10 Tips for Family Caregivers on Debt and Death:

  • Seek competent advice. There are a maze of legal questions involved. The National Elder Law Foundation has a list of qualified lawyers by state.
  • It’s important to keep very careful records for the payment of all bills and expenses. Avoid paying bills with cash.
  • If you’re a family caregiver (a son, a niece or cousin, for example), and your name is on any household bills such as utilities or the mortgage, you will be accountable for any related debt. If bills are only in your mother’s or aunt’s name, the utility can still seek payment from the estate.
  • In many states, spouses are responsible for each other’s medical bills. However, there also are “spousal impoverishment” laws to prevent spouses from going broke paying for each other’s medical care. Ask your attorney to go over how these affect you.
  • Close to 30 states have what’s known as “filial responsibility” laws.
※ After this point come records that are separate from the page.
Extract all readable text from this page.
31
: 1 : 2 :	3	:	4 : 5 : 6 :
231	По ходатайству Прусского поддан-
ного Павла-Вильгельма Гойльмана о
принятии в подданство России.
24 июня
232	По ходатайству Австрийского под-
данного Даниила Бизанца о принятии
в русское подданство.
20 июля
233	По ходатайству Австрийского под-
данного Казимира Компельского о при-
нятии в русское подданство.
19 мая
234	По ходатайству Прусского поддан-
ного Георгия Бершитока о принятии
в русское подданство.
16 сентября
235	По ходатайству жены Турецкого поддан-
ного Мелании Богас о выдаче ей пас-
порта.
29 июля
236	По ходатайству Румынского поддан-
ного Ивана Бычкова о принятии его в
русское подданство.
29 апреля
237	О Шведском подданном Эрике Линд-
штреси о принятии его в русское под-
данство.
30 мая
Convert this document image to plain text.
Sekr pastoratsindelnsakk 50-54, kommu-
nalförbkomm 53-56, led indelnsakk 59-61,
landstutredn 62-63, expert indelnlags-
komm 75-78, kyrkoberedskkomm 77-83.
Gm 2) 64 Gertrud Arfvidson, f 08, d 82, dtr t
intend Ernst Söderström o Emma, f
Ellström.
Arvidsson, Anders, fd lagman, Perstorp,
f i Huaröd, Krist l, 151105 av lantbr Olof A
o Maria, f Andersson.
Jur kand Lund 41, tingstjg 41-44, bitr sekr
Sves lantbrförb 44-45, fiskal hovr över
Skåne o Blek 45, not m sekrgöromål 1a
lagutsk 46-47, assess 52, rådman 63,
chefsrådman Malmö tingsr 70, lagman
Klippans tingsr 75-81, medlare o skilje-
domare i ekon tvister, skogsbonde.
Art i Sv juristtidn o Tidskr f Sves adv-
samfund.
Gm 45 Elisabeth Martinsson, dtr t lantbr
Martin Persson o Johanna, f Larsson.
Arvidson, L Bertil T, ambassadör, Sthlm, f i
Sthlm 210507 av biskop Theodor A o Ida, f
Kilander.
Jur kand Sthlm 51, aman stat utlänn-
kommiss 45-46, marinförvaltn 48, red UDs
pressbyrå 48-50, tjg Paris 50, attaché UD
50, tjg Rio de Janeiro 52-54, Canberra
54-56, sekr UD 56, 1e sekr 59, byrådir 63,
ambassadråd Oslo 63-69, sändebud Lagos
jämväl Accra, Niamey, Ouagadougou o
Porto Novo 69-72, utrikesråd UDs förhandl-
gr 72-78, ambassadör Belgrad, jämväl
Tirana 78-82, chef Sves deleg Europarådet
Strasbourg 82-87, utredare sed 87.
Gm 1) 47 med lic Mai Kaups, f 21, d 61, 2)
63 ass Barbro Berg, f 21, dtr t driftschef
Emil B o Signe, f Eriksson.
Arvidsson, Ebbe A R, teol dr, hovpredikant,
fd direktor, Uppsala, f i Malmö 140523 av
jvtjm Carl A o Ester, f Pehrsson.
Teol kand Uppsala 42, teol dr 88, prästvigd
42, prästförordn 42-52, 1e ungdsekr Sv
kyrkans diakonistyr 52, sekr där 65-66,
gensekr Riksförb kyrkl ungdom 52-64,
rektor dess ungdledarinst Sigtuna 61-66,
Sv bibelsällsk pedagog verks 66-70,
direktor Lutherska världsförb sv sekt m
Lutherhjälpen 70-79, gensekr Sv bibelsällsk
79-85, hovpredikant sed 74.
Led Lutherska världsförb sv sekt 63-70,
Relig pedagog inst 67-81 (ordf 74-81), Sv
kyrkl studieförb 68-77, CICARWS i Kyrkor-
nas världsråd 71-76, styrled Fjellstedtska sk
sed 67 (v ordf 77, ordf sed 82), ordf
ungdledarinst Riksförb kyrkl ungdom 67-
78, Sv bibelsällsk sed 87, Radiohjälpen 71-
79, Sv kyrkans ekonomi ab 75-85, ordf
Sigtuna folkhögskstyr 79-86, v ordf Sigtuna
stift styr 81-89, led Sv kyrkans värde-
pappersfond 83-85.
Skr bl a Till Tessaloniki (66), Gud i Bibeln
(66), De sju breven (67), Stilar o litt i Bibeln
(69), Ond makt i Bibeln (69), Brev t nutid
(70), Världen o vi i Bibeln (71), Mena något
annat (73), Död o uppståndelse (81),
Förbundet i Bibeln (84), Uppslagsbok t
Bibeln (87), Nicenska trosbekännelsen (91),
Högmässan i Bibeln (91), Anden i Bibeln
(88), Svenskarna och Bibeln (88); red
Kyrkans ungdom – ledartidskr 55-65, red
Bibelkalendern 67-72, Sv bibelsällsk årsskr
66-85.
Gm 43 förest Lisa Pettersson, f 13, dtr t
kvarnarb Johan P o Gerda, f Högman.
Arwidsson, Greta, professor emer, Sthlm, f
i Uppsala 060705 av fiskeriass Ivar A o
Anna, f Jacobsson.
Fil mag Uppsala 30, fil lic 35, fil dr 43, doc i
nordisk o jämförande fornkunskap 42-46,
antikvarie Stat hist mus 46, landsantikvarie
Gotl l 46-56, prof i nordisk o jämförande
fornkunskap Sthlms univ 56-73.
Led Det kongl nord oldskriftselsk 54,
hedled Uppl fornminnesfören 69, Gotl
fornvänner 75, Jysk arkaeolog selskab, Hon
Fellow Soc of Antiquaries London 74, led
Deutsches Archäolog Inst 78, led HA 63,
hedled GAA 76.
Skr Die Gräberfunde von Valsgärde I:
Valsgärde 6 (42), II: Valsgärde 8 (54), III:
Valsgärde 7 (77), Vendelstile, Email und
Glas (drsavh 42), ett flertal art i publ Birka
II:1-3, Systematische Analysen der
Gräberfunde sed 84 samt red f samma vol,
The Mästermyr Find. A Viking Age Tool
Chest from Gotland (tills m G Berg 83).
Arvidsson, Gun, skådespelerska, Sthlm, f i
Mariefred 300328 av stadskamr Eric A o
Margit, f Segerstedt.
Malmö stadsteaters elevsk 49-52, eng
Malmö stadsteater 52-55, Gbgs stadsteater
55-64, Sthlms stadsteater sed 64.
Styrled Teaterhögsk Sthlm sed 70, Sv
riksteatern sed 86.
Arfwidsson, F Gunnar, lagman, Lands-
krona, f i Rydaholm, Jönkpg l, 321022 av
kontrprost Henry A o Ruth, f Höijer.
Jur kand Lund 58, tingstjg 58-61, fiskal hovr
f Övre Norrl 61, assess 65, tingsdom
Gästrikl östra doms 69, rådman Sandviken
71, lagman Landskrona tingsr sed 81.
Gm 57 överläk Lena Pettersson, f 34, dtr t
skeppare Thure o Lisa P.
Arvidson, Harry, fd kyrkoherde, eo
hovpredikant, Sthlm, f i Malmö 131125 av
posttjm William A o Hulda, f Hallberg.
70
Those require adult children to pay for a parent’s unpaid medical debts, such as those to hospitals or nursing homes, when the parent cannot. At this time, these laws are often not enforced, but it is possible that these laws may begin to be enforced in the future.
  • Medicare only covers rehabilitative care (not palliative care) in a nursing home, and only up to (but sometimes less than) 100 days. Medicaid covers nursing home care, but you must qualify and apply for Medicaid coverage.
  • Some nursing home contracts contain “guarantor language” that require a family member to be personally responsible for unpaid nursing home charges. Have your attorney review any nursing home contract before you sign it.
  • Special care must be used when dealing with your loved one’s 401(k), an IRA, or other qualified plan because a mistake can cause irreversible tax penalties and consequences.
  • A power of attorney can often help you avoid guardianship court, but in some circumstances. Be sure to ask your attorney to prepare these for you as part of your estate plan.
  • Although most people prefer to avoid the time and expense of probate, there are some circumstances where probate is desirable, including when you may want to extinguish possible claims against the estate.